Local side effects have included injection site pain, soreness, swelling, erythema, rash, pruritus, hematoma, induration, and stiffness in 19.3% of patients and a varicella-like rash at the injection in 3.8% of patients.
Other side effects have included fever with oral temperature >=102 degrees F (39 degrees C) and febrile seizures (in <0.1% of children).
Dermatologic side effects have included rash, contact rash, heat rash/prickly heat, eczema/dry skin/dermatitis, and itching; however, causality was not determined. A generalized varicella-like rash has been reported in 5.5% of adolescents and adults within 7 to 21 days after the first dose and in 0.9% within 0 to 23 days after the second dose.
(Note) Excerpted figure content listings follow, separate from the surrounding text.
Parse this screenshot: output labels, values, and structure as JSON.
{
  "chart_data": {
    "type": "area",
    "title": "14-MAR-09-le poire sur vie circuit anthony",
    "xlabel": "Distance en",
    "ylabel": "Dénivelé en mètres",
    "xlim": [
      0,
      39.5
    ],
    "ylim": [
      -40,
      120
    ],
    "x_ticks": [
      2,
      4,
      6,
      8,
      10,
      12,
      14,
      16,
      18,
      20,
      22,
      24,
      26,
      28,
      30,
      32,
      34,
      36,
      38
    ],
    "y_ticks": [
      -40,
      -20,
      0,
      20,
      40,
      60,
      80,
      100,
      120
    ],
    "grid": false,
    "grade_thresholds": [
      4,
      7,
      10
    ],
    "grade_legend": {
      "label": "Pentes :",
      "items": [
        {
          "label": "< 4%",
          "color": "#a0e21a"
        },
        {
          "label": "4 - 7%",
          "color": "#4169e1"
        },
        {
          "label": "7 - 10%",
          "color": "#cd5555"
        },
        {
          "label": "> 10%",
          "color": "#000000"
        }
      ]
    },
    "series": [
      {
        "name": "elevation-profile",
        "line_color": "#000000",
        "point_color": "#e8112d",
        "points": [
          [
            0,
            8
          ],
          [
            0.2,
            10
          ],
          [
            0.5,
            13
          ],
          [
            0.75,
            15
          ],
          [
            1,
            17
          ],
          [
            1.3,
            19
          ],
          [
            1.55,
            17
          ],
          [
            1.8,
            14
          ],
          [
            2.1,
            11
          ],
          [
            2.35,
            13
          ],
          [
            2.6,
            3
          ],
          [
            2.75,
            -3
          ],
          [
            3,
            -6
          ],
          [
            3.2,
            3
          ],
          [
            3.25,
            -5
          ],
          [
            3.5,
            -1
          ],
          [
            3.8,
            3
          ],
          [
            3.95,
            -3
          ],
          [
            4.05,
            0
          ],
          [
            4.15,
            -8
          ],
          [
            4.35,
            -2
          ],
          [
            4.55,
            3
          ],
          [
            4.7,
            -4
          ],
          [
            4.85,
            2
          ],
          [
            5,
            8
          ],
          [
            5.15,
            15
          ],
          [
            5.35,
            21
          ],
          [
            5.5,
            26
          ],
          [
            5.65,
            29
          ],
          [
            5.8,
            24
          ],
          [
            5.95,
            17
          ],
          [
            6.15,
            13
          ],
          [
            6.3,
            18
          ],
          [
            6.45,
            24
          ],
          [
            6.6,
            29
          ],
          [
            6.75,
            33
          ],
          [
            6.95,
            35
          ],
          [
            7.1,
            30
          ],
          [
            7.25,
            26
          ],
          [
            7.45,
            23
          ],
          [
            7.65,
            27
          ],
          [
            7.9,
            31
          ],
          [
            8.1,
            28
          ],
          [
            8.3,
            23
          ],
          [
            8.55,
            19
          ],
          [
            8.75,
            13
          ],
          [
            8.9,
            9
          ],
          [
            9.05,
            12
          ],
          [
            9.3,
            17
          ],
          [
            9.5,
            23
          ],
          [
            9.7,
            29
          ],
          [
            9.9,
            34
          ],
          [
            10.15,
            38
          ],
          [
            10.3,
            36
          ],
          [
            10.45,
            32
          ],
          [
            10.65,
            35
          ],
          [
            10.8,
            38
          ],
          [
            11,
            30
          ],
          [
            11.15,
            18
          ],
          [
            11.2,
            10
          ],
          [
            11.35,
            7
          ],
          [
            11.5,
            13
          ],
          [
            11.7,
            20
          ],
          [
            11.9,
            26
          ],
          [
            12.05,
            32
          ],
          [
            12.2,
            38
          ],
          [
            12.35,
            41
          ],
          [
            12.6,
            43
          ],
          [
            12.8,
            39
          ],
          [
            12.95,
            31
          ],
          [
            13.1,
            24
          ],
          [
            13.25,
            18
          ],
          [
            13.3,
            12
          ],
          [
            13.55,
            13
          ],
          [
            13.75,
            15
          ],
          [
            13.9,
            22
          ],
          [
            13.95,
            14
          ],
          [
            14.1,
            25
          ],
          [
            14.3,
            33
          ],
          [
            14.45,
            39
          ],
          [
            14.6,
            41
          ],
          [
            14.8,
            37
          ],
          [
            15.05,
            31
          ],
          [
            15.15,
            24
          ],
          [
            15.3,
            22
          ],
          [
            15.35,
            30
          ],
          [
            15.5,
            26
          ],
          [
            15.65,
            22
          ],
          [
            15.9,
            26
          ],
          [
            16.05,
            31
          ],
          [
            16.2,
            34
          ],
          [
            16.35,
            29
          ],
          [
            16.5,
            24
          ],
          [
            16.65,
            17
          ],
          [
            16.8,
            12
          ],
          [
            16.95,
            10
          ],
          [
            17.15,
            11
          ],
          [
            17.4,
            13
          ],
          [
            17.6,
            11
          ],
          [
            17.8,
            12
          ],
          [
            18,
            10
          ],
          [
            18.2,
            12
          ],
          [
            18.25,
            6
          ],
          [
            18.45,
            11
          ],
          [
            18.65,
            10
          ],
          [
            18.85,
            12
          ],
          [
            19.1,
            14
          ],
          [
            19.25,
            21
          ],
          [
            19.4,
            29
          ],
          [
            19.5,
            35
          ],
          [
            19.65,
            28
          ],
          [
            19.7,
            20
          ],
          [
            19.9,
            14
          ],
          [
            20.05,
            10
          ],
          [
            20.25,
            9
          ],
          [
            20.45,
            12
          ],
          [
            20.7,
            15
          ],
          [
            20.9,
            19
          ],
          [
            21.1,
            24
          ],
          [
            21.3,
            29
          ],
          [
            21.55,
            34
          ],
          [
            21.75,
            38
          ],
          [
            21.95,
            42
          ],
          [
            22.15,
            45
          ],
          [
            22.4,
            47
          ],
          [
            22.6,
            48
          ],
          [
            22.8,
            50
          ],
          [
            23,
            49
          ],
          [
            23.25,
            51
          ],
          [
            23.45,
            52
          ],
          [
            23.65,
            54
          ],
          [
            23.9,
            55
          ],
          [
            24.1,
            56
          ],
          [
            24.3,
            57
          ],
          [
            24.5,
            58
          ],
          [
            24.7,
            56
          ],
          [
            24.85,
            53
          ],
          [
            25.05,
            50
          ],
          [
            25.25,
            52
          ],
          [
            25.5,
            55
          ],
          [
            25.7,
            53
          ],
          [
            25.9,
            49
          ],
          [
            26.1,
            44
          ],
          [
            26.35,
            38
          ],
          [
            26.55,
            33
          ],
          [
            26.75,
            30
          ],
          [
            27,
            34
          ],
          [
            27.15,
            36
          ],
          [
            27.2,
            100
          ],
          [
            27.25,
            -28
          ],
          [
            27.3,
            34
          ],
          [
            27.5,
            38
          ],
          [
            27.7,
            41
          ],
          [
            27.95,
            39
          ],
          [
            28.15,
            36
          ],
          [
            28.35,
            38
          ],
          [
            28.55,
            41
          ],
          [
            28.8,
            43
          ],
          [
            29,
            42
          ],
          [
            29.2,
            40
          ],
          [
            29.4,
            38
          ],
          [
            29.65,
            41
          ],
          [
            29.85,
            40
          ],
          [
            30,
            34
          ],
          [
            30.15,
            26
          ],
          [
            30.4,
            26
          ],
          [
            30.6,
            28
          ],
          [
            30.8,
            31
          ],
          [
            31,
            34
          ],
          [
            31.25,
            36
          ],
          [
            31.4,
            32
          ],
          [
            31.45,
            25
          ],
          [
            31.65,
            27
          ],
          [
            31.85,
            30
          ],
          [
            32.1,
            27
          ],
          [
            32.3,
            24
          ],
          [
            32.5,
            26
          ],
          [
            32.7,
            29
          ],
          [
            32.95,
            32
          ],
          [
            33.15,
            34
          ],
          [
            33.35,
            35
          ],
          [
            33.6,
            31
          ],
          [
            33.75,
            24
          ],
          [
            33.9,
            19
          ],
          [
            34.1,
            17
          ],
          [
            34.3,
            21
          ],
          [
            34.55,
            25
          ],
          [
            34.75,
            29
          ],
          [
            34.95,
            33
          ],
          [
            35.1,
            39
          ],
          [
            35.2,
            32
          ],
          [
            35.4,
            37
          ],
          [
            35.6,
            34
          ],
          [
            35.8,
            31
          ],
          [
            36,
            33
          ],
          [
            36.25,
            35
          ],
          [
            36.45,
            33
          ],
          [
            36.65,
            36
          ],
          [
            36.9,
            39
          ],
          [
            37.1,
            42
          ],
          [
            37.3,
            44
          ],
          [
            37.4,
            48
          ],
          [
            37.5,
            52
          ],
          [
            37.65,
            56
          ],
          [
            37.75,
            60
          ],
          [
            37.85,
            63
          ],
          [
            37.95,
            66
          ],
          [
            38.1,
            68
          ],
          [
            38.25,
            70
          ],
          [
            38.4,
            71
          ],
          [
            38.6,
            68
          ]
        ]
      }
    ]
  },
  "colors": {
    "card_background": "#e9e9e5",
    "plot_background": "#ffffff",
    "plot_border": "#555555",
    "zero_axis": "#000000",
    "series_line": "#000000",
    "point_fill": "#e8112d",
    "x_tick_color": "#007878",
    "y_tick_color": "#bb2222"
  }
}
Stevens-Johnson syndrome, erythema multiforme, Henoch-Schoenlein purpura, secondary bacterial skin and soft tissue infections including impetigo and cellulitis, and herpes zoster have also been reported.
Gastrointestinal side effects have included diarrhea, loss of appetite, vomiting, teething, abdominal pain, nausea, and constipation; however, causality was not determined.
Hypersensitivity reactions have included anaphylaxis, allergic rash, and hives.
Hematologic side effects have included thrombocytopenia.
Immunologic side effects have included chronic disseminated verrucous skin lesions associated with a herpes zoster infection which developed in a child who received immunosuppressive chemotherapy starting 5 days postvaccination. The herpes zoster infection developed 3 months after initiation of chemotherapy and then developed into verrucous lesions. DNA isolated from a lesion biopsy revealed the presence of the Oka vaccine strain of varicella virus, which was acyclovir-resistant.
Musculoskeletal side effects have included myalgia and arthralgia; however, causality was not determined.
Nervous system side effects have included irritability, nervousness, fatigue, and disturbed sleep; however, causality was not determined. Encephalitis, cerebrovascular accident, transverse myelitis, Guillain-Barre syndrome, Bell's palsy, ataxia, nonfebrile seizures, dizziness, and paresthesia have also been reported.
Respiratory side effects have included upper and lower respiratory illness, cough, and pneumonitis (in <1% of children); however, causality was not determined.
Headache, lymphadenopathy, otitis, eye complaints, and stiff neck have also been reported; however, causality was not determined.